L’ultimo numero dell’anno si chiude con un paio di buone nuove e altrettante notizie tristi.

Il 16 novembre scorso “Diomede” è salita sul palco del Teatro Giordano, supportando in buona parte il Comune di Foggia, per omaggiare – come avevamo promesso a giugno 2024 – un nostro grande Concittadino, l’ing. Francesco Rotundi, il papà della Amerigo Vespucci, “la nave più bella del mondo”. Collegamenti in esterna con l’attuale Comandante, Capitano di vascello Nicasio Fàlica e con l’ammir. e storico Cristiano Bettini, un raro filmato del varo della Vespucci nel 1931 e vari ospiti hanno fornito contributi per una migliore conoscenza del Rotundi, compresa la presenza in sala, e una testimonianza letta sul palco, di sue eredi. Un plauso al Comune di Foggia per aver voluto organizzare – col nostro aiuto, avvenuto a titolo completamente gratuito – l’80° anniversario della scomparsa dell’illustre ammiraglio e ingegnere foggiano, e un ringraziamento a Geppe Inserra che ha condotto la serata con grande padronanza e competenza, in un teatro pieno e che ha molto gradito l’iniziativa.

L’altra lieta notizia, che solo perché alla data odierna (20 novembre) manca l’ufficialità diamo in maniera stringata, è il prossimo trasferimento in una nuova, grande e moderna sede dell’Archivio di Stato di Foggia e della Sez. di Lucera: dalle attuali tre sedi (erano quattro, fino a un anno fa!) all’unica, presso il “palazzo di vetro” dell’AMGAS di Foggia, compreso anche lo splendido auditorium, anche se utilizzabile solo per le iniziative dell’AdS. A marzo ne sapremo di più.

Resta ancora al palo la Biblioteca “La magna Capitana”, chiusa da oltre due anni per lavori di adeguamento e che, mentre scriviamo, ancora non partono. La riapertura, stando alle dichiarazioni dell’Assessora regionale Matrangolo, potrebbe avvenire tra gennaio e marzo. Anche di ciò, col prossimo numero, ne sapremo di più.

Infine due grandi lutti, il primo dei quali tocca proprio la grande famiglia della nostra rivista. L’11 ottobre scorso ci ha lasciato Marco Laràtro, nostro collaboratore fino allo scorso numero, ma anche sincero sostenitore di “Diomede”. Giornalista e fine poeta, Marco è stato l’addetto stampa di ben otto Sindaci di Foggia (da Graziani a Ciliberti). Per ricordare lui e Nando Romano, altro nostro collaboratore scomparso nel 2024, pubblicheremo alcuni loro inediti.

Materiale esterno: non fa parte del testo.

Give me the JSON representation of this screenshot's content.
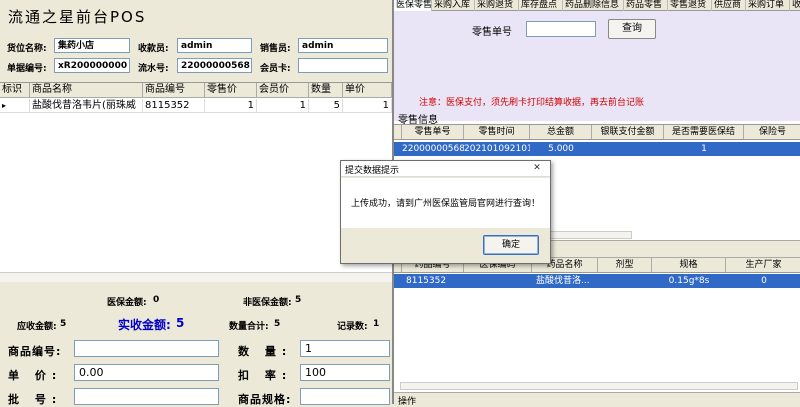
{
  "left": {
    "title": "流通之星前台POS",
    "fields": {
      "unit_label": "货位名称:",
      "unit_value": "集药小店",
      "cashier_label": "收款员:",
      "cashier_value": "admin",
      "sales_label": "销售员:",
      "sales_value": "admin",
      "doc_label": "单据编号:",
      "doc_value": "xR200000000",
      "serial_label": "流水号:",
      "serial_value": "22000000568",
      "member_label": "会员卡:",
      "member_value": ""
    },
    "grid": {
      "headers": [
        "标识",
        "商品名称",
        "商品编号",
        "零售价",
        "会员价",
        "数量",
        "单价"
      ],
      "row": {
        "marker": "▸",
        "name": "盐酸伐昔洛韦片(丽珠威",
        "code": "8115352",
        "retail": "1",
        "member": "1",
        "qty": "5",
        "unit": "1"
      }
    },
    "summary": {
      "med_label": "医保金额:",
      "med_value": "0",
      "nonmed_label": "非医保金额:",
      "nonmed_value": "5",
      "receivable_label": "应收金额:",
      "receivable_value": "5",
      "actual_label": "实收金额:",
      "actual_value": "5",
      "qty_total_label": "数量合计:",
      "qty_total_value": "5",
      "records_label": "记录数:",
      "records_value": "1"
    },
    "form": {
      "code_label": "商品编号:",
      "code_value": "",
      "qty_label": "数 量:",
      "qty_value": "1",
      "price_label": "单 价:",
      "price_value": "0.00",
      "discount_label": "扣 率:",
      "discount_value": "100",
      "batch_label": "批 号:",
      "batch_value": "",
      "spec_label": "商品规格:",
      "spec_value": ""
    }
  },
  "right": {
    "tabs": [
      "医保零售",
      "采购入库",
      "采购退货",
      "库存盘点",
      "药品删除信息",
      "药品零售",
      "零售退货",
      "供应商",
      "采购订单",
      "收"
    ],
    "search": {
      "label": "零售单号",
      "value": "",
      "button": "查询"
    },
    "notice": "注意：医保支付，须先刷卡打印结算收据，再去前台记账",
    "retail_section_label": "零售信息",
    "retail_grid": {
      "headers": [
        "零售单号",
        "零售时间",
        "总金额",
        "银联支付金额",
        "是否需要医保结",
        "保险号"
      ],
      "row": [
        "22000000568",
        "20210109210109",
        "5.000",
        "",
        "1",
        ""
      ]
    },
    "detail_grid": {
      "headers": [
        "药品编号",
        "医保编码",
        "药品名称",
        "剂型",
        "规格",
        "生产厂家"
      ],
      "row": [
        "8115352",
        "",
        "盐酸伐昔洛...",
        "",
        "0.15g*8s",
        "0"
      ]
    },
    "bottom_label": "操作"
  },
  "dialog": {
    "title": "提交数据提示",
    "message": "上传成功，请到广州医保监管局官网进行查询！",
    "ok_button": "确定",
    "close": "✕"
  },
  "colors": {
    "selected_row": "#3169c6",
    "notice_red": "#d40000",
    "actual_blue": "#0000c8"
  }
}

Infine un grave lutto nel mondo della cultura. Solo due giorni dopo Laràtro, il 13 ottobre, la scomparsa del prof. Luigi Paglia, noto docente foggiano e grande studioso di fama nazionale della letteratura italiana, in particolare di Ungaretti e Montale.

Chiudiamo l’anno con una rivista in costante crescita, sempre priva di finanziamenti pubblici ma che sopravvive grazie all’azione congiunta di uno straordinario volontariato di base e del sostegno di voi lettori e voi abbonati ai quali continueremo a chiedere, laddove possibile, di trasformare l’abbonamento ordinario in sostenitore: detto in soldoni da 4 a 8… pacchetti di sigarette! Dobbiamo anche ringraziare qualche illuminato imprenditore mecenate e l’immancabile Fondazione Monti Uniti, che ci infonde un minimo di energia vitale sin dal 2010.

Vi salutiamo però con mestizia, perché il giocoso Babbo Natale, quello che ogni fine anno sull’ultima pagina della rivista dispensava, tra i regali, anche la nostra “Diomede”, non tornerà più. Il suo autore, il grande disegnatore cerignolano di fama internazionale, Vincenzo Chiomenti, è scomparso a luglio 2024 a 94 anni. Lo ricordiamo con affetto. Gli dedicammo una lunga intervista e belle foto nella prima serie di “Diomede”. E con ciò: sinceri auguri di ogni bene a tutti voi.